Het schip ligt aan de Dijkschacht aangemeerd, dichtbij de plaats waar
het ooit te water is gelaten. Aan boord bevinden zich twee grijze mannen
en een neger. In de herfst gaat Meeuw op de wal wonen. Zo blijven alleen
Every en Brouwer achter. Op een dag in het voorjaar klimt Brouwer in het
want om iets te herstellen. Hij valt uit de beijzelde mars. In zijn hut
wordt hij door Every verzorgd, maar na twee dagen eet en drinkt hij niet
meer. Hij zegt alleen nog maar: "Johanna Maria". Every blijft
nog een maand aan boord, daarna ligt het schip verlaten in het water, in
regen, wind en zon.
Tijd en tijdvolgorde:
Het verhaal speelt zich af van 1865 tot ongeveer. 1900. De vertelde
tijd is dus ongeveer 35 jaar. Het is een chronologisch verteld verhaal.
Plaats/ruimte:
Het is een zwerftocht rond de wereld.
Karakterbeschrijving en -ontwikkeling:
Jacob Brouwer:
Hij is geboren in Oostenburg (Amsterdam), waar ze met het hele gezin in
een kelder wonen, ontvlucht zijn dronken vader vaak door naar de haven te
gaan. Hier leert hij al gauw het vak van zeilmaker. Hij is stil, heel
handig en een koppige doorzetter. Zijn karakter verandert in de loop van
het verhaal niet. Hij is een vlak karakter.
De Meeuw:
Hij is een type, vriendelijk en behulpzaam.

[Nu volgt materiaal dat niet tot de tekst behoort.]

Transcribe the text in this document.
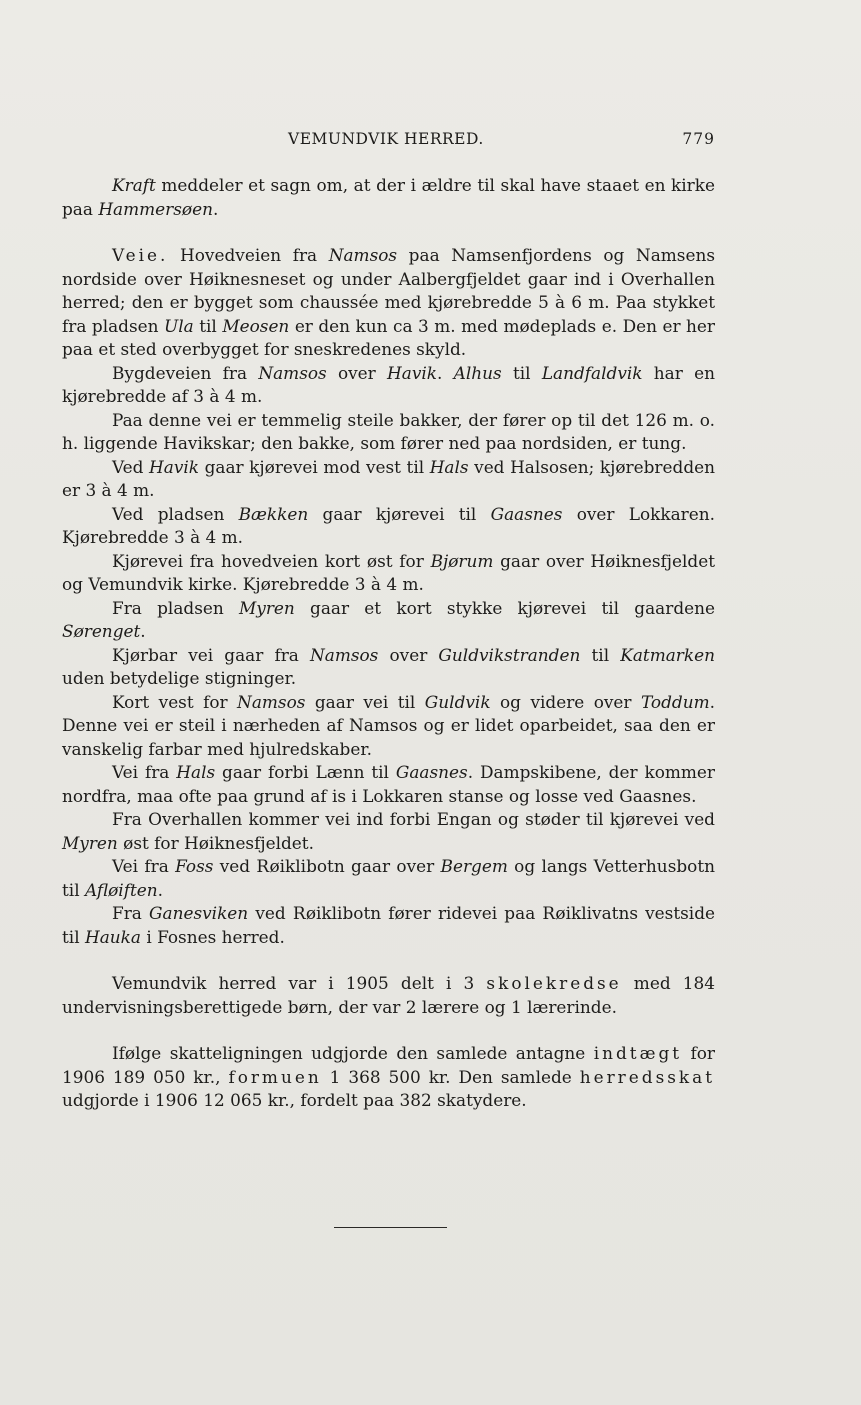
VEMUNDVIK HERRED.	779

Kraft meddeler et sagn om, at der i ældre til skal have staaet en kirke paa Hammersøen.

Veie. Hovedveien fra Namsos paa Namsenfjordens og Namsens nordside over Høiknesneset og under Aalbergfjeldet gaar ind i Overhallen herred; den er bygget som chaussée med kjørebredde 5 à 6 m. Paa stykket fra pladsen Ula til Meosen er den kun ca 3 m. med mødeplads e. Den er her paa et sted overbygget for sneskredenes skyld.

Bygdeveien fra Namsos over Havik. Alhus til Landfaldvik har en kjørebredde af 3 à 4 m.

Paa denne vei er temmelig steile bakker, der fører op til det 126 m. o. h. liggende Havikskar; den bakke, som fører ned paa nordsiden, er tung.

Ved Havik gaar kjørevei mod vest til Hals ved Halsosen; kjørebredden er 3 à 4 m.

Ved pladsen Bækken gaar kjørevei til Gaasnes over Lokkaren. Kjørebredde 3 à 4 m.

Kjørevei fra hovedveien kort øst for Bjørum gaar over Høiknesfjeldet og Vemundvik kirke. Kjørebredde 3 à 4 m.

Fra pladsen Myren gaar et kort stykke kjørevei til gaardene Sørenget.

Kjørbar vei gaar fra Namsos over Guldvikstranden til Katmarken uden betydelige stigninger.

Kort vest for Namsos gaar vei til Guldvik og videre over Toddum. Denne vei er steil i nærheden af Namsos og er lidet oparbeidet, saa den er vanskelig farbar med hjulredskaber.

Vei fra Hals gaar forbi Lænn til Gaasnes. Dampskibene, der kommer nordfra, maa ofte paa grund af is i Lokkaren stanse og losse ved Gaasnes.

Fra Overhallen kommer vei ind forbi Engan og støder til kjørevei ved Myren øst for Høiknesfjeldet.

Vei fra Foss ved Røiklibotn gaar over Bergem og langs Vetterhusbotn til Afløiften.

Fra Ganesviken ved Røiklibotn fører ridevei paa Røiklivatns vestside til Hauka i Fosnes herred.

Vemundvik herred var i 1905 delt i 3 skolekredse med 184 undervisningsberettigede børn, der var 2 lærere og 1 lærerinde.

Ifølge skatteligningen udgjorde den samlede antagne indtægt for 1906 189 050 kr., formuen 1 368 500 kr. Den samlede herredsskat udgjorde i 1906 12 065 kr., fordelt paa 382 skatydere.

Het gaat in het boek niet zozeer om de karakters van de personen, maar
meer om de gebeurtenissen.
Onderlinge relaties:
Evers eerste stuurman op de J.M.
Wilkens eerste kapitein
Hendrik de Meeuw
Jan de Ruiter twee jongens, eveneens uit Oostenburg, die ook
aanmonsterden
Dirk Janse
Christiaan Polwijk de drie andere matrozen
Hendrik Prins
Govert Pluim kok op de J.M., een grappenmaker
Arend Bos bootsman
Rasmussen kapitein, waarmee Brouwer bevriend raakte
Evans avonturier, tijdelijk mede-eigenaar van het schip, later een
tijdje kapitein
Van Nes, alias Nash eerst derde stuurman, later kapitein, die het
schip aan Brouwer verkoopt
Geloofwaardigheid van het verhaal:
....
Thematiek:
Noodlot en irrationeel verlangen. Jacob Brouwer jaagt zijn leven lang
de droom na, de Johanna Maria te bezitten en kapitein op het schip te
worden. Nauwelijks is deze levenslange droom in vervulling gegaan of deze
vervliegt in ijle leegte.
Motto:
Geen.
Taalgebruik:
Het is helder en duidelijk geschreven. De vele zeemanstermen versterken
de sfeer van het verhaal. Ze worden in een woordenlijst verklaard. De
verouderde woorden, die ook in de latere herdrukken zijn behouden, hebben
dezelfde uitwerking.
Opdracht:
Geen.
Vertelsituatie:
Auctoriale vertelinstantie.
Perspectief:
Hij-perspectief.
Verhaalopbouw:
Het boek bestaat uit 19 genummerde hoofdstukken, die allemaal een
afgerond geheel vormen.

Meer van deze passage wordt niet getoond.